Kale mendesah frustasi melihat tingkah Mina, ia menarik kuat kebaya tersebut sampai jatuh di bawah kaki Mina, lanjut pada rok span itu. Kale sampai harus bertumpu pada lututnya karena rok yang Mina pakai sangat press ditubuhnya.
Kale sudah berhasil membukanya. Mina sudah hampir naked didepan pria itu. Membuatnya sedikit mundur, karena malu.
Sementara Kale masih pada tempatnya, ia termanggu, matanya pas menatap milik Mina meski masih di tutupi sebuah kain tipis.
Spontan Mina merapatkan kakinya, berusaha menghentikan tatapan Kale.
Dengan cepat tangan Kale menahan paha Mina agar tidak banyak bergerak. Dan saat tangannya menyentuh kulit mulus Mina, ia semakin lepas kendali, lelaki itu sedikit mendongak dengan tatapan penuh hasrat.
Kale berdiri, menyeritkan alis karena tangan Mina masih tetap memegangi branya.
"Lepas gak!" ancamnya, menjatuhkan satu-satunya benda yang bisa menutupi bukit kembarnya.
Detik ini, lelaki itu sama sekali tak mampu berkedip, buah d**a yang tak terlalu besar namun sangat menjanjikan kebahagian itu ada di depan matanya.
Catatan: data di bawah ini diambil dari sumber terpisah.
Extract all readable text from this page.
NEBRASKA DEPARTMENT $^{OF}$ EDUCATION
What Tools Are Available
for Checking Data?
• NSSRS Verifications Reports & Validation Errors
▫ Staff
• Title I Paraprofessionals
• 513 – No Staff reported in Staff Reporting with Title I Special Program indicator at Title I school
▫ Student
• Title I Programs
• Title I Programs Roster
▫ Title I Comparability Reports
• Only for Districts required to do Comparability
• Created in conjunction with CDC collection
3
Rasanya Kale langsung ingin menangkup di telapak tangan besarnya, tapi gengsi masih mendominasi sisi otaknya.
"Tiduran...!" katanya dengan suara yang berat.
Mina menatap ranjang berukuran king size yang sangat nyaman itu, seandainya saja keadaan tak genting mungkin sudut bibirnya akan mengembang kegirangan.
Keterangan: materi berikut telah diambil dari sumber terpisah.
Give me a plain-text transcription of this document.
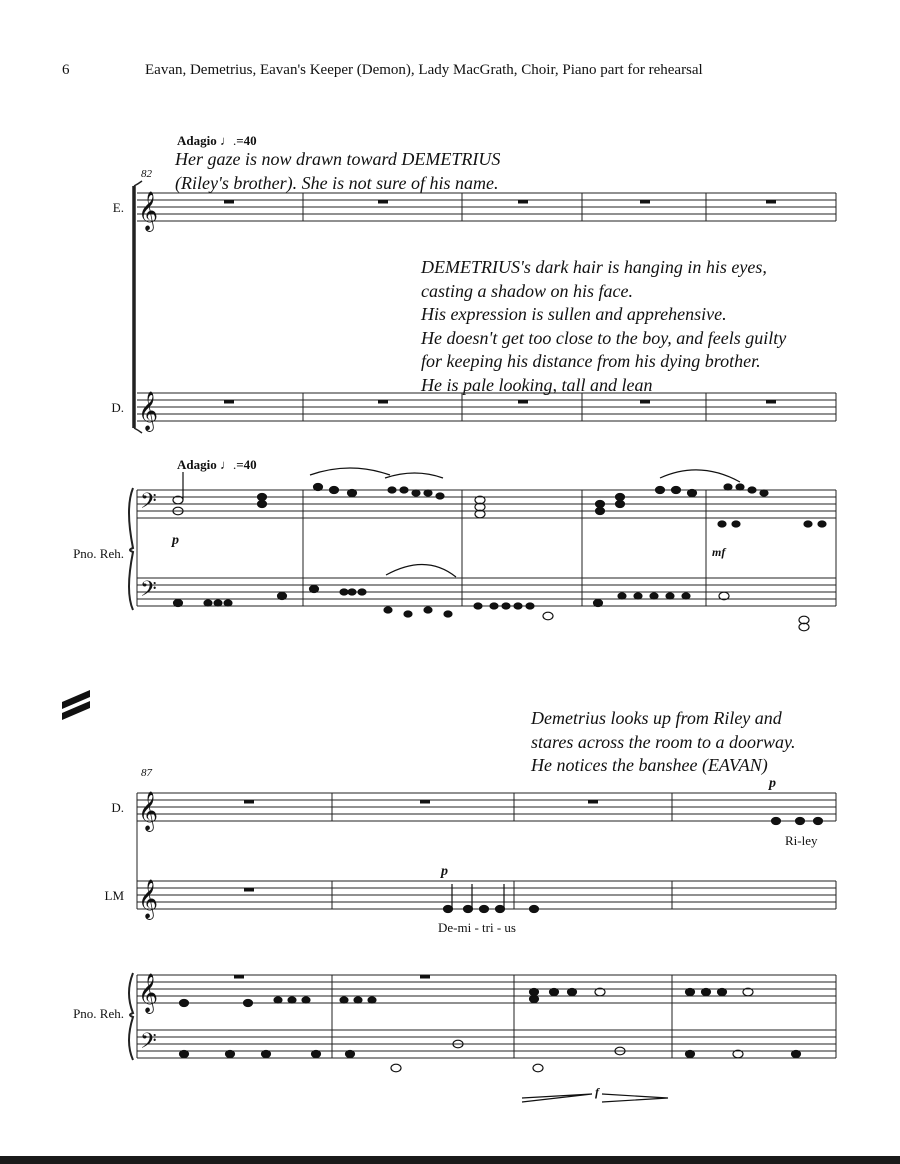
6	Eavan, Demetrius, Eavan's Keeper (Demon), Lady MacGrath, Choir, Piano part for rehearsal
Adagio ♩.=40
Her gaze is now drawn toward DEMETRIUS
(Riley's brother). She is not sure of his name.
82
E.
DEMETRIUS's dark hair is hanging in his eyes,
casting a shadow on his face.
His expression is sullen and apprehensive.
He doesn't get too close to the boy, and feels guilty
for keeping his distance from his dying brother.
He is pale looking, tall and lean
D.
Adagio ♩.=40
Pno. Reh.
p
mf
Demetrius looks up from Riley and
stares across the room to a doorway.
He notices the banshee (EAVAN)
87
D.
LM
Pno. Reh.
p
p
f
De-mi - tri - us
Ri-ley
𝄞
𝄞
𝄢
𝄢
𝄞
𝄞
𝄞
𝄢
Perlahan Kale mengikuti Mina yang sudah terlentang kaku, kakinya masih menggantung di bawah ranjang, Kale menggeleng, memilih mengalah kembali terjongkok melepaskan satu-satunya bahan yang menutupi tubuh Mina.
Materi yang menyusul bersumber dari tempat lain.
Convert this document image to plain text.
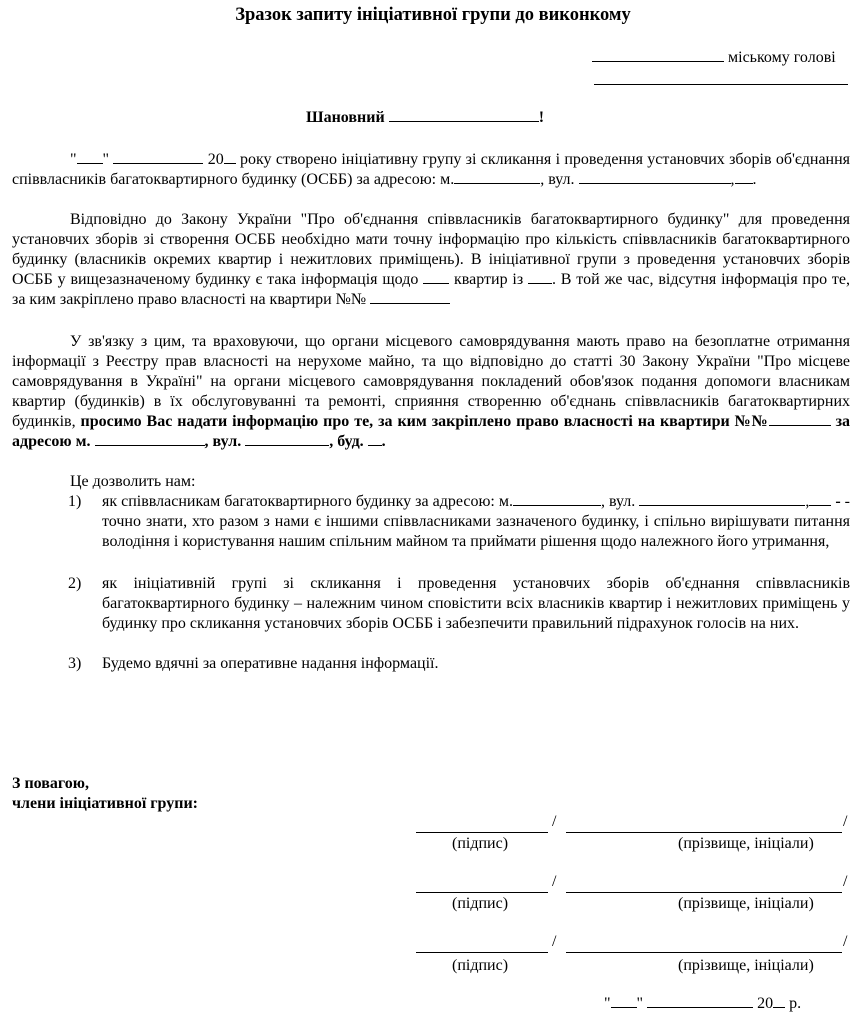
Зразок запиту ініціативної групи до виконкому
міському голові
Шановний	!
" "	20 року створено ініціативну групу зі скликання і проведення установчих зборів об'єднання співвласників багатоквартирного будинку (ОСББ) за адресою: м.	, вул.	, .
Відповідно до Закону України "Про об'єднання співвласників багатоквартирного будинку" для проведення установчих зборів зі створення ОСББ необхідно мати точну інформацію про кількість співвласників багатоквартирного будинку (власників окремих квартир і нежитлових приміщень). В ініціативної групи з проведення установчих зборів ОСББ у вищезазначеному будинку є така інформація щодо квартир із . В той же час, відсутня інформація про те, за ким закріплено право власності на квартири №№
У зв'язку з цим, та враховуючи, що органи місцевого самоврядування мають право на безоплатне отримання інформації з Реєстру прав власності на нерухоме майно, та що відповідно до статті 30 Закону України "Про місцеве самоврядування в Україні" на органи місцевого самоврядування покладений обов'язок подання допомоги власникам квартир (будинків) в їх обслуговуванні та ремонті, сприяння створенню об'єднань співвласників багатоквартирних будинків, просимо Вас надати інформацію про те, за ким закріплено право власності на квартири №№	за адресою м.	, вул.	, буд. .
Це дозволить нам:
1) як співвласникам багатоквартирного будинку за адресою: м.	, вул.	, - - точно знати, хто разом з нами є іншими співвласниками зазначеного будинку, і спільно вирішувати питання володіння і користування нашим спільним майном та приймати рішення щодо належного його утримання,
2) як ініціативній групі зі скликання і проведення установчих зборів об'єднання співвласників багатоквартирного будинку – належним чином сповістити всіх власників квартир і нежитлових приміщень у будинку про скликання установчих зборів ОСББ і забезпечити правильний підрахунок голосів на них.
3) Будемо вдячні за оперативне надання інформації.
З повагою,
члени ініціативної групи:
/	/
(підпис)	(прізвище, ініціали)
/	/
(підпис)	(прізвище, ініціали)
/	/
(підпис)	(прізвище, ініціали)
" "	20 р.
Wanita itu sudah polos seutuhnya. Kini giliran Kale menanggalkan celana panjang bahannya. Miliknya yang sudah mode on, membumbung diantara kakinya yang masih tertutupi boxernya
Mina sama sekali tak ingin menatap lelaki itu. Ia bahkan masih berusaha menormalkan detak jantungnya.
Kale naik mengangkangi tubuh Mina, belum berusaha menindih istrinya itu. Tangannya justru mendorong tubuh Mina agar naik sepenuhnya keatas kasur.
"Inget lo harus secepatnya hamil! Gue gak mau ngelakuin ini berkali-kali sama lo, lo gak pantes buat gue!" tekannya begitu menyakitkan.
Kale bingung harus mulai dari mana, semua yang ada di tubuh Mina membuatnya mendidih penuh hasrat, mungkin perkataan bisa bohong, tapi gasture tubuhnya yang sangat menginginkan Mina tak bisa ia pungkiri.
Semua terasa begitu memusingkan bagi lelaki itu, baru kali ini ia melihat secara langsung seorang wanita tanpa pakaian di depannya, terlebih wanita itu terlentang pasrah dibawah kungkungannya.
Ia sedikit merunduk, sesaat menatap wajah Mina yang sangat cantik malam ini.
Bibirnya menyentuh sedikit bibir Mina, pelan dan kaku, detik kemudian ia mulai berani melumatnya, mencecap bibir atas dan bawah itu secara bergantian, berlanjut pada lidahnya yang memaksa masuk, demi menyapa lidah Mina didalam sana.
Saat bertemu ia menyesap kuat lidah itu tak memperdulikan Mina yang mencekram sprei merasakan perih.
"Aahh.. aahhkk....!" desah keduanya mencoba menghirup oksigen yang tinggal sedikit.
Kale beringsut turun, melepaskan celana dalamnya, membebaskan sesuatu yang sangat keras dan perkasa itu.
Kembali menindih Mina yang menegang.
"Rileks, ini bakalan sakit!" ucap Kale memberitahu wanitanya. Sebenarnya, ia juga baru dikasih tahu hal itu, beberapa hari yang lalu oleh teman-temannya.
Tangannya menangkup salah satu benda kenyal didada Mina.
Wajahnya mendongak, nikmat. Ini sungguh nikmat, fantasinya menginginkan lebih, mengikuti naluri ia menjatuhkan bibirnya disana.
Mengecup sekilas gundukkan terus, lalu meraup tonjolan kecil berwarna kecoklatan itu.
Dengan gemas ia mengigit puncak milik Mina, membuat tangan Mina mencekram rambut Kale. Tak memperdulikan. Lelaki itu semakin rakus. Menyusu seolah ia adalah bayi kecil yang begitu kehausan.
Tangan memelintir satunya lagi, cukup lama ia bermain pada kedua pucak hasrat tersebut, mengesapnya secara bergantian.
Sedikit menatap Mina yang terlihat kesakitan, wajahnya begitu cantik, bathin Kale.